What do a Lancia Beta, an Electronica Special, a class 9F locomotive, and an On Digital Box all have in common?

Blog Time:

Well, Monday again, it doesn’t half come round quick!!

Right, question: What do a Lancia Beta, an Electronica Special, a class 9F locomotive, and an On Digital Box all have in common?

Answer: Non were usable to anywhere near their designed life. But, for different reasons:

The class 9F was due to a decision by the powers that be that suddenly steam traction was old fashioned so perfectly serviceable and relatively new steam engines were just scrapped, what a waste of money and energy that it took to build them, not to mention the energy taken to build a new one.

The On digital box was (arguably) the result of the general public wanting something for nothing that was being charged for. The abundance of (allegedly) freely available pirate cards and an old fashioned (by the time it was released) encryption system doomed the idea of subscription terrestrial TV in the UK. Income dropped from subscriptions as people bought pirate cards and suddenly there wasn’t enough money to make the service pay. The public got what they wanted as despite a couple of attempts to start a subscription service, for the main UK Digital Terrestrial TV is free. New compression rates to squeeze more channels in the space quickly rendered the boxes as unusable for the new Freeview service, long before their life expentancy was reached.

The Lancia Beta. An attractive family saloon with four doors, a hatchback, and sparkling performance from a well respected Italian car manufacturer as a time when people wanted ‘’hot hatches’’. What could possibly go wrong? I don’t think anyone really knows on this one. The cars were perfect for their time and should have wiped the floor with the competition, but unfortunately in the UK they started to (allegedly) rust and almost none remain now in the UK as most were bought back by Lancia and certainly never reached their design life even by 1970s standards.

So that leaves the Electronica Special.

Now, many people by now will have asked as to what this blog so far has to do with radio? Many wont even know what and Electronica Special is, and many will have forgotten.

The Electronica special was a very VERY good performing CB antenna available from about 1981 in the UK onwards. It was a basic 5/8 wave with longish radials but as we all know, some stuff just works better than others and these were probably the best performing 5/8 wave available to CBers at the time. So, why do we not see them now? There are many remnants (and sometime complete) relics of that time still fastened badly to gutters or more likely on strong T and K’s so that the people of the 1980s in the UK can get the ‘’fix’’ now enjoyed by the almost universal abundance of mobile phones. It was the iPod of it’s day, THE one to have. SO, I ask again, why do you not see them? Well the majority (if not all) never lasted for their designed life expectancy. Why?

This brings us right up to date and brings us to my point; the point of today’s blog.

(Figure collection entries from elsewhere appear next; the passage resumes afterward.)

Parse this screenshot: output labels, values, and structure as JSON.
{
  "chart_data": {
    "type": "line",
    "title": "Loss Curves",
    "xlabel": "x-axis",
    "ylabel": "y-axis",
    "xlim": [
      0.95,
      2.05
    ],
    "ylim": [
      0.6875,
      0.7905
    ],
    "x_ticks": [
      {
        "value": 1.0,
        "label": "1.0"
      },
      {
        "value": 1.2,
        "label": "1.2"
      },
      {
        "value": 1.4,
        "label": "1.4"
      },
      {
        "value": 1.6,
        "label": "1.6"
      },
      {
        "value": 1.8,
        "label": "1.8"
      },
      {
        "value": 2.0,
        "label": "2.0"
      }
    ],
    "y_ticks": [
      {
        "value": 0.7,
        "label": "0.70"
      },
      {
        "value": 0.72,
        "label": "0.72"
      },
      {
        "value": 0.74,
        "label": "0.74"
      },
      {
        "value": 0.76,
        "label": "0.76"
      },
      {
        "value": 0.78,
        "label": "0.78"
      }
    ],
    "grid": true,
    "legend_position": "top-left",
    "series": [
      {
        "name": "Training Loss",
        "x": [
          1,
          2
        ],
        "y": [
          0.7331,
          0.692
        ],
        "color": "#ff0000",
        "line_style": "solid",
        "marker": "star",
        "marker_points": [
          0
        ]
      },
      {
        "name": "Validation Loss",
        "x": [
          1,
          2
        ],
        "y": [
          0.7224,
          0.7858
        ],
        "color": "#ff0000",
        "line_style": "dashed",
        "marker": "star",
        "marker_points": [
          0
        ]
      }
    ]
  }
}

The reason you don’t see Electronica Specials is all down to the UK weather. Not the rain, that never bothered them, not the sun, no…..the WIND. As soon as the shipping forecast mentioned that long running character from Coronation Street, you know the one, married to Brian who went to Canada, and many other dodgy husbands since, she has a mother who was a much liked Witch in the 1970s on kids TV?? Gayle (Gail??); yes as soon as the word Gail was mentioned well Electronica Specials all over the country (or at least near the coast) just bent over from the plastic bit at the bottom where the coil was and that was that. They pretty much all snapped even before a storm was given a name; but they weren’t named then, it was just windy.

So, the point of this week’s blog; probably the talking point of many a chinwag, net, conversation, whatever you want to call it on the radio, the most common question asked of Radio Amateurs and CBers at the moment: Is your antenna still up?

Now, these days I am astounded. The majority of Radio Amateurs in the UK have a co-linear up and these are not expensive in the main, the most expensive models being around £120, and many being £50-80 depending on size. They all have a little pole at the bottom and a screw (or two in some cases) that hold the antenna in place, compared to the probably quarter of a month’s salary to buy an Electronica back in the day, so we don’t pay much for them, and the wind at the moment seems to just carry on… I don’t remember the last day that we had no wind, and what a wind, 70, 80, 90mph gusts!! I can hear my antenna creaking now. But guess what, most of them are still up? Most WILL probably reach their expected design life.

The point of this blog is simple, the winds are worse, but antennae are cheaper and stronger, so not everything used to be better, sometimes things ARE better made now.

Anyway, hoping your antenna stays up (mine will probably snap now!!) and pick up that mic; an antenna works better with RF being shoved in to it through that bit of wire you shoved in the bottom of it. That wire seems to be dearer now ‘for the good stuff’ but that is for another time.